28
de setembro de 2014 | N° 17936
ANTONIO
PRATA
O agudo e a
crônica
Quando eu comecei a escrever crônicas, quinze anos
atrás, prometi a mim mesmo que iria revolver somente a terra do meu canteiro,
resistindo à tentação de arrastar o meu modesto arado por latifúndios
pedregosos como a política, a economia, a crise no Oriente Médio. (Como diz o
mestre Humberto Werneck, crônica é conversa sentado no meio-fio, não discurso
sobre um caixotinho). Todo domingo, porém, questiono minha promessa: o mundo é
vil, o país é injusto, há muitas causas importantes sem voz e muitos calhordas
com megafones – devo seguir falando da minha infância, de um amigo que reencontrei,
dos primeiros passos da minha filha?
Às
vezes, em bate-papos com leitores, me perguntam por que eu raramente escrevo
sobre o assunto da semana. Digo que a chance de eu ter alguma coisa relevante a
dizer sobre o assunto da semana é pequena, ainda mais concorrendo com
jornalistas e especialistas que estão debruçados sobre a questão.

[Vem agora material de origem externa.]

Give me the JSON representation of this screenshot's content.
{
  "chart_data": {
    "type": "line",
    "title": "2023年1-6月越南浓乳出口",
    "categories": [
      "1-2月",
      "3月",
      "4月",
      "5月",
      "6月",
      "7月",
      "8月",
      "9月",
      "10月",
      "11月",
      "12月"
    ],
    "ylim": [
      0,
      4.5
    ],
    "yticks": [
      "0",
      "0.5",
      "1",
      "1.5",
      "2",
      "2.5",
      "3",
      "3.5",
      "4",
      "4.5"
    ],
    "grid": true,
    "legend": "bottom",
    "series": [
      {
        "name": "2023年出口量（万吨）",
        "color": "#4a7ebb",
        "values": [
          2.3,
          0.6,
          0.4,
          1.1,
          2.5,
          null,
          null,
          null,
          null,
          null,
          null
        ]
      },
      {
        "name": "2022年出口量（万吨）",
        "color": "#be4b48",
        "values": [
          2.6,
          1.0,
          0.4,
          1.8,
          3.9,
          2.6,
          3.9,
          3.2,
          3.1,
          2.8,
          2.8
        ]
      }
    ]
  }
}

Serei mais
profundo ou divertido, terei, enfim, mais chance de dizer algo verdadeiro
(mesmo que pequeno, mas verdadeiro, e é isso que importa) se mirar no que eu
conheço: a minha infância, o amigo que reencontrei, os primeiros passos da
minha filha.
Também
costumam perguntar, nesses bate-papos, se por falar sempre de si mesmo o
cronista não seria um autocentrado e, portanto, um alienado. Acho o contrário:
o cronista procura nele mesmo (ou melhor, numa ficção de si mesmo) os assuntos
que possam tocar os outros. Todo mundo teve infância, todo mundo tem amigos que
a vida afastou, mesmo quem não é pai ou mãe sabe o que é uma criança. Se ao
falar do meu umbigo eu não cutucar o seu, a relação umbilical da literatura não
se estabeleceu: pode escrever pro Painel do Leitor.
Esses
questionamentos crônicos me voltam mais agudos nestas eleições. Na quinta
retrasada, dia 18, um PM matou um ambulante com um tiro na cabeça. Nesta segunda,
o PM foi solto. Não houve manifestações nem indignação por parte da população e
Geraldo “quem não reagiu tá vivo” Alckmin, o chefe da PM, deve ser reeleito no
primeiro turno. (Sobre o silêncio de São Paulo diante do assassinato, ler
Flávio Moura em: http://migre.me/lRQpJ). Naquela mesma quinta, 18, no presídio
de Pedrinhas, Maranhão, foi assassinado o décimo sétimo preso, só este ano. Ano
passado, foram 60; alguns deles, decapitados diante das câmeras de celulares.
Os
senhores feudais que dominam o Maranhão e gerenciam Pedrinhas são da base de
apoio da Dilma, que acusa Marina de ser uma proposta insensata por não contar
com o apoio de senhores feudais como os que dominam o Maranhão e gerenciam
Pedrinhas. Marina, contudo, não é nada insensata: a paladina da nova política
apoia quem, em SP? Alckmin.
Devo
seguir falando da minha infância, de um amigo que reencontrei, dos primeiros
passos da minha filha? Às vezes, acredito que sim: que a crônica existe para
iluminar uns rincõezinhos assombreados do cotidiano, pra abrir nossos olhos
para a graça que passa despercebida, pelas esquinas – e que isso também é um
ato político. Outras vezes, porém, me vejo como um nobre gordo, na França, em
1788, comendo codornas enquanto o povo morre de fome, de bala ou é decapitado
do lado de fora e nos calabouços do castelo.